Carson City Correctional Facility (DRF)
- Interactive map of Carson City Correctional Facility (DRF)
- Location: Carson City, Michigan; 43°09′46″N 84°52′13″W﻿ / ﻿43.16268°N 84.87014°W;
- Status: Open
- Security class: Levels I, II, and IV
- Capacity: 1,246
- Opened: 1989
- Managed by: Michigan Department of Corrections
- Warden: Randee Rewerts
- Website: Official website

= Carson City Correctional Facility =

Prison in Carson City, Michigan

Carson City Correctional Facility (DRF) is a Michigan prison, located near Carson City, for adult male prisoners.

==History==
The prison was opened in 1989. In 1997, two gun towers were added to the facility to enhance security.

On August 9, 2009, Boyer Road Correctional Facility was consolidated into Carson City Correctional Facility.

==Facility==
The prison has seven housing units used for Michigan Department of Corrections male prisoners 18 years of age and older. A 120-bed unit houses Level I (low security) prisoners. Three units, with 720 beds total, house Level II prisoners. Two units, with 384 beds total, house Level IV prisoners. There is also one housing unit with 22 beds used for segregating inmates from the general prison population. All housing units, except the one used for segregating prisoners, use bunk beds.

===Security===
The facility is surrounded by double fences with razor-ribbon wire and two gun towers.
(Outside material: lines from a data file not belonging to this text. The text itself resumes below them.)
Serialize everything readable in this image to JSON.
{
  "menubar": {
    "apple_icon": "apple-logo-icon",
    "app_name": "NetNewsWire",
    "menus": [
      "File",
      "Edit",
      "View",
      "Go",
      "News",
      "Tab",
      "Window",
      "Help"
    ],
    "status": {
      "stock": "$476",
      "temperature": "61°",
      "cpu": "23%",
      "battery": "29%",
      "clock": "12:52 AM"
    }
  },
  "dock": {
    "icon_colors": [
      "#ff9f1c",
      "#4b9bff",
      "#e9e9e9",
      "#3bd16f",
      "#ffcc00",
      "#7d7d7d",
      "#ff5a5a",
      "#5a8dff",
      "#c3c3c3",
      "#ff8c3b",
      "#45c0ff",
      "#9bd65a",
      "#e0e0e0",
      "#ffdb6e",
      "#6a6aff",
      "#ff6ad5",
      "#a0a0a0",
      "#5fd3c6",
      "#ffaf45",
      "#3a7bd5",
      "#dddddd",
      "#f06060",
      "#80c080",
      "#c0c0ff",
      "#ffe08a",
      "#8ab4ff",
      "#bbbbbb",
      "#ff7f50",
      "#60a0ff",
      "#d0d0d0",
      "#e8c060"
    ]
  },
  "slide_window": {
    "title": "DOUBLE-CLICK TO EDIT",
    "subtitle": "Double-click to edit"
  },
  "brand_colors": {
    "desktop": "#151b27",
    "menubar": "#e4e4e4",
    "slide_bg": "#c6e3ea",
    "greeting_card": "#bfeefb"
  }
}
Electronic detection systems and patrol vehicles are also utilized to maintain perimeter security.

==Services==
The facility offers education programs and Level I prisoners may work, under supervision, on public work assignments in the area. Onsite medical and dental care is supplemented by local hospitals and the Duane L. Waters Hospital in Jackson, Michigan.

==Notable Inmates==
- Leslie Allen Williams - Murdered 4 women in the early 1990s.
- John Norman Collins - murdered 7 people in Michigan and California in the 1960s.